Just read the latest post from mieum which turn references a post from bentsai:
For the Love of Gemini, by mieum
Embracing constraints, by bentsai
mieum mentions the response that talking about gemini tends to get, and it reminded me of a conversation I hhad with a friend. I'm trying to be more active in the maintenance of my friendships, and the pandemic forced one of my good friends to move across the country, someone who I had always hoped to have a deeper relationship with, and so we've started to have biweekly or so phone calls, lasting more than an hour.

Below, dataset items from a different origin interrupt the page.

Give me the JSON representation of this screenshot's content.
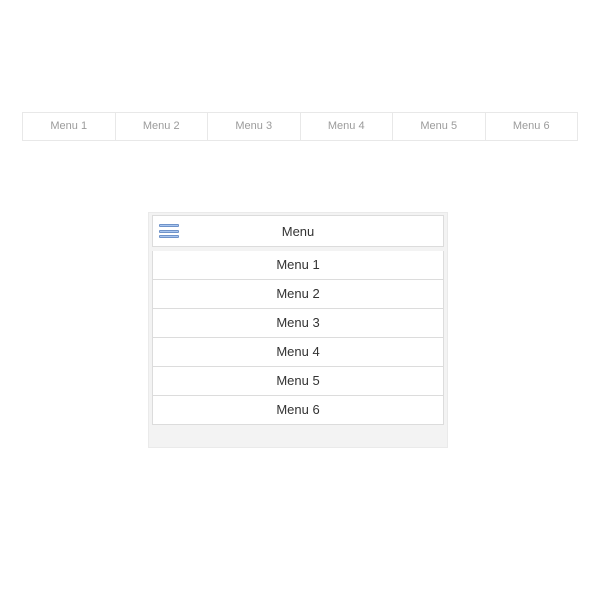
{
  "top_menu": {
    "items": [
      {
        "label": "Menu 1"
      },
      {
        "label": "Menu 2"
      },
      {
        "label": "Menu 3"
      },
      {
        "label": "Menu 4"
      },
      {
        "label": "Menu 5"
      },
      {
        "label": "Menu 6"
      }
    ]
  },
  "mobile_menu": {
    "title": "Menu",
    "hamburger_icon": "hamburger-icon",
    "items": [
      {
        "label": "Menu 1"
      },
      {
        "label": "Menu 2"
      },
      {
        "label": "Menu 3"
      },
      {
        "label": "Menu 4"
      },
      {
        "label": "Menu 5"
      },
      {
        "label": "Menu 6"
      }
    ]
  }
}
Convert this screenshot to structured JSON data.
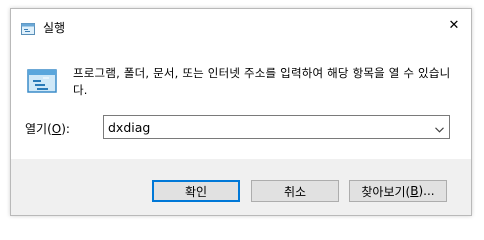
{
  "window": {
    "title": "실행",
    "close_glyph": "✕"
  },
  "description": "프로그램, 폴더, 문서, 또는 인터넷 주소를 입력하여 해당 항목을 열 수 있습니다.",
  "open_field": {
    "label_prefix": "열기(",
    "label_mnemonic": "O",
    "label_suffix": "):",
    "value": "dxdiag"
  },
  "buttons": {
    "ok": "확인",
    "cancel": "취소",
    "browse_prefix": "찾아보기(",
    "browse_mnemonic": "B",
    "browse_suffix": ")..."
  },
  "icons": {
    "title": "run-icon",
    "main": "run-icon",
    "close": "close-icon",
    "dropdown": "chevron-down-icon"
  },
  "colors": {
    "accent": "#0078d7",
    "footer_bg": "#f0f0f0",
    "button_bg": "#e1e1e1"
  }
}
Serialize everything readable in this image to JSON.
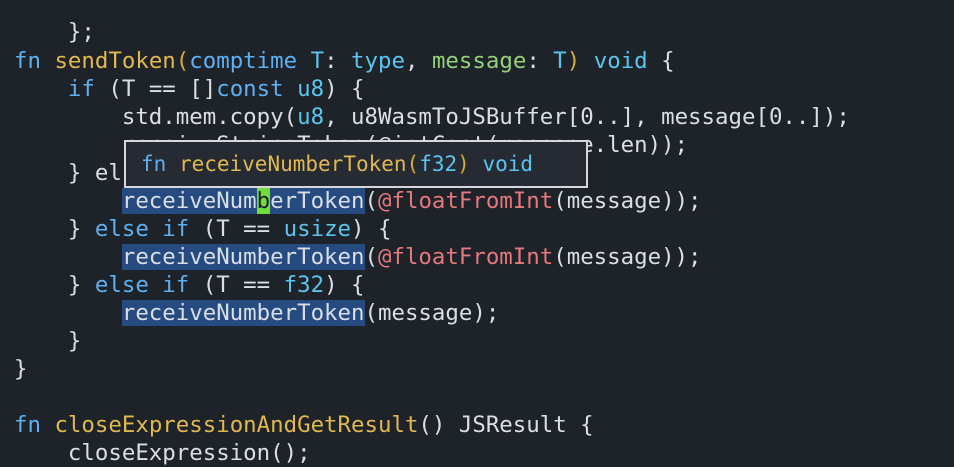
{
  "colors": {
    "background": "#1e2229",
    "keyword": "#5db0f2",
    "function": "#e0b84f",
    "type": "#5ac6ef",
    "parameter": "#95d07a",
    "builtin": "#e5787d",
    "highlight": "#254b80",
    "cursor": "#6fdc3c"
  },
  "code": {
    "l1": {
      "a": "};"
    },
    "l2": {
      "kw": "fn",
      "name": "sendToken",
      "p1": "(",
      "comptime": "comptime",
      "T": "T",
      "colon1": ": ",
      "type": "type",
      "comma": ", ",
      "message": "message",
      "colon2": ": ",
      "T2": "T",
      "p2": ")",
      "void": "void",
      "brace": "{"
    },
    "l3": {
      "if": "if",
      "a": "(T == []",
      "const": "const",
      "u8": "u8",
      "b": ") {"
    },
    "l4": {
      "a": "std.mem.copy(",
      "u8": "u8",
      "b": ", u8WasmToJSBuffer[",
      "zero1": "0",
      "c": "..], message[",
      "zero2": "0",
      "d": "..]);"
    },
    "l5": {
      "a": "        receiveStringToken(@intCast(message.len));"
    },
    "l6": {
      "a": "} else if (T == f32) {"
    },
    "l7": {
      "hl1": "receiveNum",
      "cur": "b",
      "hl2": "erToken",
      "p": "(",
      "builtin": "@floatFromInt",
      "rest": "(message));"
    },
    "l8": {
      "a": "} ",
      "else": "else",
      "if": "if",
      "b": " (T == ",
      "usize": "usize",
      "c": ") {"
    },
    "l9": {
      "hl": "receiveNumberToken",
      "p": "(",
      "builtin": "@floatFromInt",
      "rest": "(message));"
    },
    "l10": {
      "a": "} ",
      "else": "else",
      "if": "if",
      "b": " (T == ",
      "f32": "f32",
      "c": ") {"
    },
    "l11": {
      "hl": "receiveNumberToken",
      "rest": "(message);"
    },
    "l12": {
      "a": "}"
    },
    "l13": {
      "a": "}"
    },
    "l14": {
      "kw": "fn",
      "name": "closeExpressionAndGetResult",
      "rest": "() JSResult {"
    },
    "l15": {
      "a": "closeExpression();"
    }
  },
  "hover": {
    "kw": "fn",
    "name": "receiveNumberToken",
    "paren_open": "(",
    "type": "f32",
    "paren_close": ")",
    "ret": "void"
  }
}
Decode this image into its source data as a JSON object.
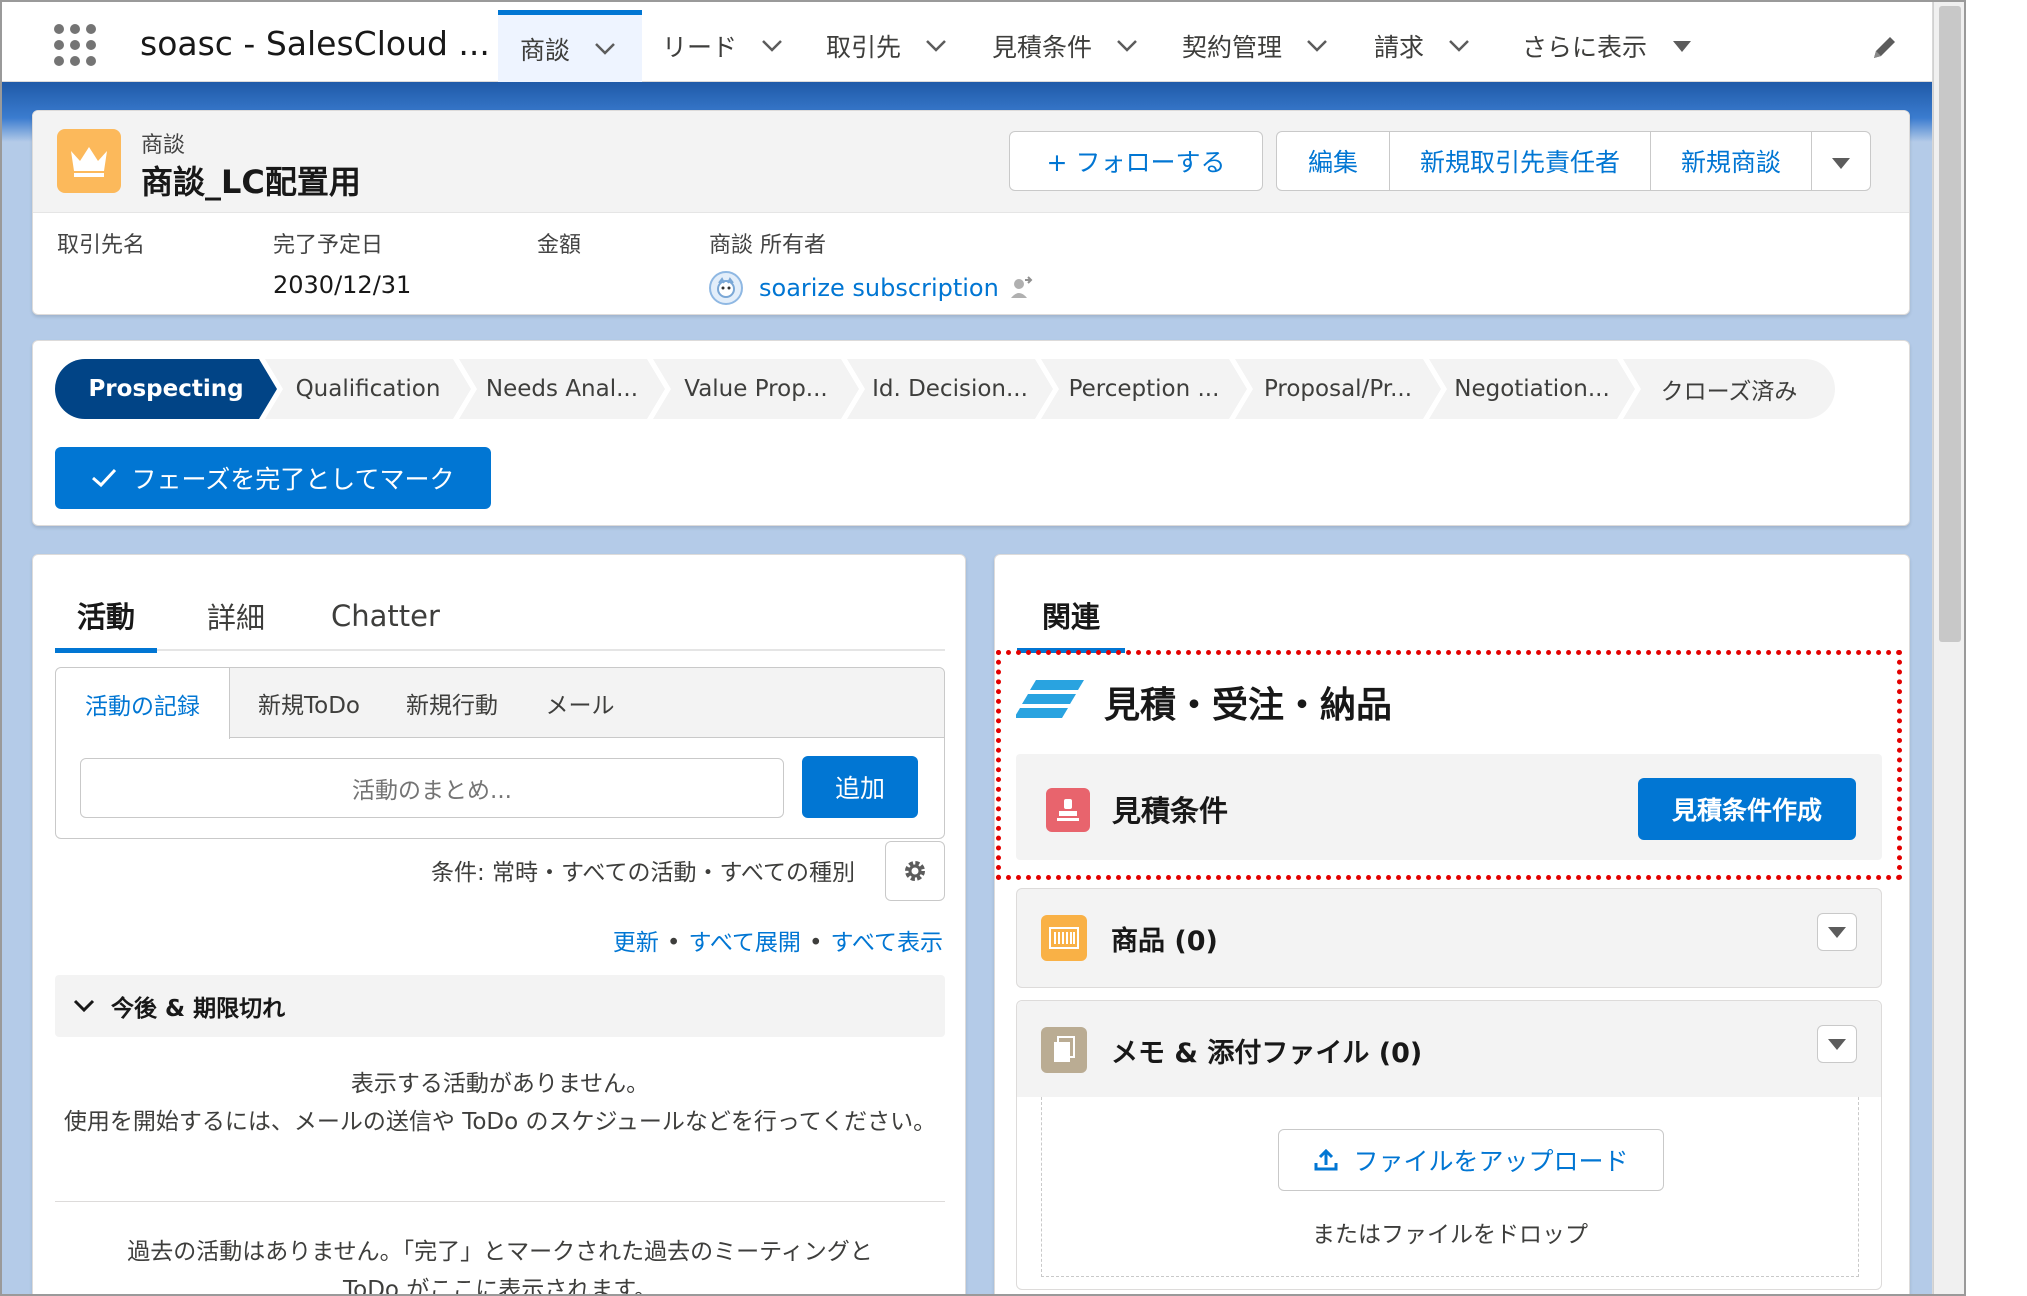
{
  "nav": {
    "app_name": "soasc - SalesCloud ...",
    "items": [
      {
        "label": "商談",
        "active": true
      },
      {
        "label": "リード"
      },
      {
        "label": "取引先"
      },
      {
        "label": "見積条件"
      },
      {
        "label": "契約管理"
      },
      {
        "label": "請求"
      },
      {
        "label": "さらに表示"
      }
    ]
  },
  "record": {
    "type": "商談",
    "name": "商談_LC配置用",
    "follow_label": "+ フォローする",
    "actions": [
      "編集",
      "新規取引先責任者",
      "新規商談"
    ],
    "fields": [
      {
        "label": "取引先名",
        "value": ""
      },
      {
        "label": "完了予定日",
        "value": "2030/12/31"
      },
      {
        "label": "金額",
        "value": ""
      },
      {
        "label": "商談 所有者",
        "value": "soarize subscription"
      }
    ]
  },
  "path": {
    "stages": [
      "Prospecting",
      "Qualification",
      "Needs Anal...",
      "Value Prop...",
      "Id. Decision...",
      "Perception ...",
      "Proposal/Pr...",
      "Negotiation...",
      "クローズ済み"
    ],
    "current": 0,
    "mark_complete_label": "フェーズを完了としてマーク"
  },
  "activity": {
    "tabs": [
      "活動",
      "詳細",
      "Chatter"
    ],
    "subtabs": [
      "活動の記録",
      "新規ToDo",
      "新規行動",
      "メール"
    ],
    "summary_placeholder": "活動のまとめ...",
    "add_label": "追加",
    "filter_text": "条件: 常時・すべての活動・すべての種別",
    "links": [
      "更新",
      "すべて展開",
      "すべて表示"
    ],
    "upcoming_label": "今後 & 期限切れ",
    "empty_line1": "表示する活動がありません。",
    "empty_line2": "使用を開始するには、メールの送信や ToDo のスケジュールなどを行ってください。",
    "past_line1": "過去の活動はありません。「完了」とマークされた過去のミーティングと",
    "past_line2": "ToDo がここに表示されます。"
  },
  "related": {
    "tab_label": "関連",
    "qoh_title": "見積・受注・納品",
    "quote_title": "見積条件",
    "quote_button": "見積条件作成",
    "products_title": "商品 (0)",
    "notes_title": "メモ & 添付ファイル (0)",
    "upload_label": "ファイルをアップロード",
    "drop_text": "またはファイルをドロップ"
  },
  "colors": {
    "brand_blue": "#0176d3",
    "path_current": "#014486",
    "opportunity_icon": "#fcb95b",
    "quote_icon": "#e8646d",
    "highlight_border": "#e30000"
  }
}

Last night my friend was talking about the Playdate launch event, which I didn't watch or mentallyt engage with not because I'm not interested in the Playdate but because I spent all of my Weird Gadget Points on the Pocket C.H.I.P I'm typing this on. The Playdate is a very small handheld game console developed by Panic and designed by Teenage Engineering, makers of the cult favorite OP-1 synthesizer. Games for the Playdate are written in LUA; the screen is black and white and not backlit (although it is allegedly very beautiful); there are like two buttons, a D-pad and a no shit honest to god crank. It costs one hundred and eighty united states dollars.
Look - you *know*, just having read the previous paragraph, if this is something that you want. You don't really need to see the spec sheet or even see the games that are lined up, even though they do look very cool. This hinges very decisively on whether or not you can *see the need* for such a thing. And my friend noted that it was kind of infuriating to read commentary about the Playdate that was not asking whether a first time hardware maker could fulfill orders, or what sort of app store experience people could expect, but that was just openly dismissive of the entire thing. You can play LUA games on the phone you already own and carry around - games that are in color! For $180 you can buy any number of retro gaming devices that can play any number of new and old games.
These are all reasonable questions about the Playdate, but they're not really *answerable* ones. It's actually easier in some sense to focus on the questions that are self-evidently besides the point. For Gemini, this would be akin to "how can I see the Domino's pizza tracker without the modern internet?" Well, you can't, and that's not what Gemini is meant to do.
But mieum mentions people who are upset not just by the concept of Gemini but the application: it's just *people* here. And that's a little harder to answer. I LOVE that it's just people here, living lives that are maybe a bit more scrutable to me than Matt Yglesias or Chrissy Teigen. But I don't know how to explain that to someone else. It's something that you have to already see the need for.